Lo cursi: metapolítica y realidad

Ha habido mucho pesimismo acerca de las elecciones norteamericanas. Entre los más sombríos han estado aquellos que piensan que los principios de unidad, honradez y sentido común que llevaban defendiendo toda la vida habían acabado por pasar a la historia. No es una sensación injustificada, porque el propio Trump –nixoniano sin, al menos hasta ahora, las atormentadas complejidades de Nixon- ni siquiera planteó el debate. O más bien, en vez de hacer de él una cuestión ideológica, lo planteó de una forma tal que no se le podía refutar sin caer en el ridículo. Es un poco, aunque de forma opuesta, es decir a lo norteamericano, a cómo plantea las cosas Mariano Rajoy. Como analizaba el domingo el editorial de LA RAZÓN, había que tomárselo en serio, pero no literalmente.

 

El resultado debería hacer reflexionar a todos los que nos dedicamos a esto de intentar comprender en voz alta la realidad política, también social y cultural. Han sobrado prédicas y han faltado análisis de la realidad. Y los que se han hecho, porque los ha habido, y muy buenos, no se han escuchado. La sustitución del análisis por la moralina parte de una paradoja. Damos por bueno todo aquello que no afecte al cumplimiento de la ley, siendo esta la traslación a la realidad de una perspectiva universal sobre nosotros mismos.

Siendo esto algo positivo, también tiene un lado oscuro. Y es que a falta de una reflexión sobre lo que constituye el bien común de nuestras sociedades concretas –no de una utopía abstracta-, todo queda anegado en algo que acaba siendo percibido como una imposición de tintes moralistas, mucho más cursi, empalagoso, falso y por tanto intolerable que aquello que viene a sustituir. Y si es percibido así es porque lo es.

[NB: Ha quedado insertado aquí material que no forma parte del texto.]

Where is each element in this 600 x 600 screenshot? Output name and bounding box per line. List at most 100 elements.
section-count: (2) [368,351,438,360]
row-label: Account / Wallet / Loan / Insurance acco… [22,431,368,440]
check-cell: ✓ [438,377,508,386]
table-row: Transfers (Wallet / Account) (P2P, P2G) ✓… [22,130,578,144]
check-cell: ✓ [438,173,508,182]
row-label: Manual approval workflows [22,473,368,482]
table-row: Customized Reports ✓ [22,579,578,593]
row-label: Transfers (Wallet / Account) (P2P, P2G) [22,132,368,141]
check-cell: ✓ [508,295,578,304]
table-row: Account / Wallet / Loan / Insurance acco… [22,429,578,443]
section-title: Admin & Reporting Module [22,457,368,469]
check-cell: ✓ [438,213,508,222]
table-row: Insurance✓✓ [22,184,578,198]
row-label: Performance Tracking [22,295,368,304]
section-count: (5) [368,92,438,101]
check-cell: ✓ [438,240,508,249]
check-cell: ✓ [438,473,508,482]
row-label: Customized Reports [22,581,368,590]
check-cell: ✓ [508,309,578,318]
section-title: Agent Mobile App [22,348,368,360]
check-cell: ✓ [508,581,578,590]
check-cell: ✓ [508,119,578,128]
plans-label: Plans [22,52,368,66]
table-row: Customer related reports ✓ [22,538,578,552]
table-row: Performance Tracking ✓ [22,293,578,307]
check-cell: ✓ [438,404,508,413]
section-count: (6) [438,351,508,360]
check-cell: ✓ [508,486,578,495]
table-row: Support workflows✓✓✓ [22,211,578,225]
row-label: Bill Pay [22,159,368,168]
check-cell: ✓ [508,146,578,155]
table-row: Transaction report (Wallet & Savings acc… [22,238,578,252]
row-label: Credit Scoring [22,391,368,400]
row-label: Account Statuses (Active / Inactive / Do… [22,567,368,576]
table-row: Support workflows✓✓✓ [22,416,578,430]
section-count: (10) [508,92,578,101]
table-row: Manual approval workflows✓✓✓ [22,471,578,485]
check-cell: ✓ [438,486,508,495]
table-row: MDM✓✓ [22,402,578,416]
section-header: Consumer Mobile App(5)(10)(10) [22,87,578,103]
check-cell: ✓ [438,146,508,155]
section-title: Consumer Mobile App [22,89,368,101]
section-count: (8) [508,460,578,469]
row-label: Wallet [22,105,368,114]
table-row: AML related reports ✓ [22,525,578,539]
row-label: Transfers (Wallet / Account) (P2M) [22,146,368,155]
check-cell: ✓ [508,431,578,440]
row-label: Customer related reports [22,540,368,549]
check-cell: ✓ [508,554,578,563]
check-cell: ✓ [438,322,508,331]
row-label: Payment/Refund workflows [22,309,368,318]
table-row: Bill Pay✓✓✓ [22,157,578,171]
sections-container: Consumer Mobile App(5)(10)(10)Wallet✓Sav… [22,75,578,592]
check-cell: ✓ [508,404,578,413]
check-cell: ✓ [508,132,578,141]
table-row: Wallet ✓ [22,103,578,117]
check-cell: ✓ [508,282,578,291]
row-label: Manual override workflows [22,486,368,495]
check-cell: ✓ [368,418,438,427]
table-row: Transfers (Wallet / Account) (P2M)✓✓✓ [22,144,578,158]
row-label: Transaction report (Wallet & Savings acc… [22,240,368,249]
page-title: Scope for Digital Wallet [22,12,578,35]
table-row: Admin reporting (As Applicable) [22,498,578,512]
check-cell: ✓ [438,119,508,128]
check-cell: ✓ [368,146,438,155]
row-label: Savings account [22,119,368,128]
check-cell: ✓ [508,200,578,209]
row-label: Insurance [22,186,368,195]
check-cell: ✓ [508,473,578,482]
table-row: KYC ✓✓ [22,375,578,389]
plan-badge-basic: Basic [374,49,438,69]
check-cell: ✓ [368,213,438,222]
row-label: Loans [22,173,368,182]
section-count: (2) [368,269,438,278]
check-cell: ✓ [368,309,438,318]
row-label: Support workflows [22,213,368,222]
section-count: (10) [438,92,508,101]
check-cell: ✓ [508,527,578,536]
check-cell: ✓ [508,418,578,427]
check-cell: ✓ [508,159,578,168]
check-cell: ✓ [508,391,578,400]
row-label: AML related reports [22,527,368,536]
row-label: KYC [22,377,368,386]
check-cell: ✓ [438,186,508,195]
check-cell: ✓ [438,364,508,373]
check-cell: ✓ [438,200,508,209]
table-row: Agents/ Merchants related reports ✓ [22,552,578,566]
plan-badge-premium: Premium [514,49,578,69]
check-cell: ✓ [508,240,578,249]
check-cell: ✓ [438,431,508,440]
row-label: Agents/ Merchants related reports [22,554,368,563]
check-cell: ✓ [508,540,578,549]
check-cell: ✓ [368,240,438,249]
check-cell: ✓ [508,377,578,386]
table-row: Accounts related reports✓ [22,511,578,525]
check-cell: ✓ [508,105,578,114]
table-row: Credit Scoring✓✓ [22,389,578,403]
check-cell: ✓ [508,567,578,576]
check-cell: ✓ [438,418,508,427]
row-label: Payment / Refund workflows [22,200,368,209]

Los libertarios se han convertido en sermoneadores satisfechos, y muchos informadores en predicadores, ambos sin el talento de los auténticos moralistas, siempre atormentados por la consistencia de su posición. Mientras, quienes creen en la existencia del bien común, plasmado en la propia nación porque no hay otra forma de hacerlo comprensible, se encuentran respaldando una opción cuya únicas expresiones posibles son el silencio o la payasada irónica. Trump la llevó a sus últimas consecuencias en el tramo final de la campaña. Allí apeló a un ejercicio intuitivo, bien entendido por sus votantes, de lo que se podría llamar, aunque de forma muy pedantesca, metapolítica. Habrá que volver a la realidad un día de estos.

 

La Razón, 14-11-16

Foto: Obama en el Rose Garden, Casa Blanca.